Systems biology approaches for discovering biomarkers for traumatic brain injury.

机构信息

Department of Defense Biotechnology High Performance Computing Software Applications Institute, Telemedicine and Advanced Technology Research Center, U.S. Army Medical Research and Materiel Command, Fort Detrick, Maryland, USA.

出版信息

J Neurotrauma. 2013 Jul 1;30(13):1101-16. doi: 10.1089/neu.2012.2631.

DOI:10.1089/neu.2012.2631
PMID:23510232
原文链接:https://pmc.ncbi.nlm.nih.gov/articles/PMC3700463/
Abstract

The rate of traumatic brain injury (TBI) in service members with wartime injuries has risen rapidly in recent years, and complex, variable links have emerged between TBI and long-term neurological disorders. The multifactorial nature of TBI secondary cellular response has confounded attempts to find cellular biomarkers for its diagnosis and prognosis or for guiding therapy for brain injury. One possibility is to apply emerging systems biology strategies to holistically probe and analyze the complex interweaving molecular pathways and networks that mediate the secondary cellular response through computational models that integrate these diverse data sets. Here, we review available systems biology strategies, databases, and tools. In addition, we describe opportunities for applying this methodology to existing TBI data sets to identify new biomarker candidates and gain insights about the underlying molecular mechanisms of TBI response. As an exemplar, we apply network and pathway analysis to a manually compiled list of 32 protein biomarker candidates from the literature, recover known TBI-related mechanisms, and generate hypothetical new biomarker candidates.

摘要

近年来,有战争创伤的军人中创伤性脑损伤(TBI)的发生率迅速上升,TBI 与长期神经障碍之间出现了复杂的、多变的联系。
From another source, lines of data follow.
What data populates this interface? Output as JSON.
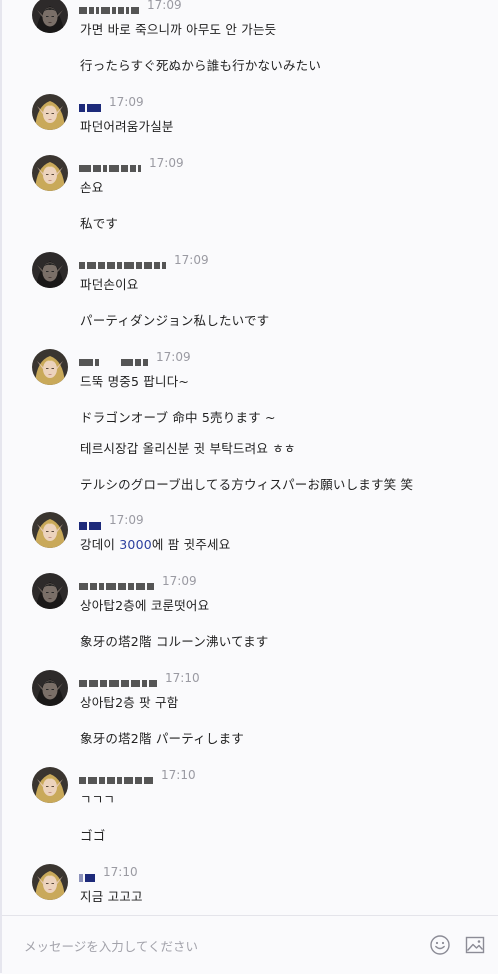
{
  "composer": {
    "placeholder": "メッセージを入力してください",
    "emoji_icon": "smiley-icon",
    "image_icon": "image-icon"
  },
  "avatar_types": {
    "dark": "dark-elf-avatar",
    "blonde": "blonde-elf-avatar"
  },
  "messages": [
    {
      "avatar": "dark",
      "time": "17:09",
      "lines": [
        "가면 바로 죽으니까 아무도 안 가는듯",
        "行ったらすぐ死ぬから誰も行かないみたい"
      ]
    },
    {
      "avatar": "blonde",
      "time": "17:09",
      "lines": [
        "파던어려움가실분"
      ]
    },
    {
      "avatar": "blonde",
      "time": "17:09",
      "lines": [
        "손요",
        "私です"
      ]
    },
    {
      "avatar": "dark",
      "time": "17:09",
      "lines": [
        "파던손이요",
        "パーティダンジョン私したいです"
      ]
    },
    {
      "avatar": "blonde",
      "time": "17:09",
      "lines": [
        "드뚝 명중5 팝니다~",
        "ドラゴンオーブ 命中 5売ります ~",
        "테르시장갑 올리신분 귓 부탁드려요 ㅎㅎ",
        "テルシのグローブ出してる方ウィスパーお願いします笑 笑"
      ]
    },
    {
      "avatar": "blonde",
      "time": "17:09",
      "lines": [
        "강데이 3000에 팜 귓주세요"
      ]
    },
    {
      "avatar": "dark",
      "time": "17:09",
      "lines": [
        "상아탑2층에 코룬떳어요",
        "象牙の塔2階 コルーン沸いてます"
      ]
    },
    {
      "avatar": "dark",
      "time": "17:10",
      "lines": [
        "상아탑2층 팟 구함",
        "象牙の塔2階 パーティします"
      ]
    },
    {
      "avatar": "blonde",
      "time": "17:10",
      "lines": [
        "ㄱㄱㄱ",
        "ゴゴ"
      ]
    },
    {
      "avatar": "blonde",
      "time": "17:10",
      "lines": [
        "지금 고고고"
      ]
    }
  ]
}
TBI 继发细胞反应的多因素性质使得寻找用于其诊断和预后的细胞生物标志物或用于指导脑损伤治疗的生物标志物变得复杂。一种可能性是应用新兴的系统生物学策略,通过整合这些不同数据集的计算模型,全面探测和分析介导继发细胞反应的复杂交织分子途径和网络。在这里,我们回顾了现有的系统生物学策略、数据库和工具。此外,我们还描述了将这种方法应用于现有的 TBI 数据集的机会,以识别新的生物标志物候选者,并深入了解 TBI 反应的潜在分子机制。作为一个范例,我们应用网络和途径分析对文献中手动编制的 32 个蛋白质生物标志物候选者列表进行分析,恢复已知的 TBI 相关机制,并生成假设的新生物标志物候选者。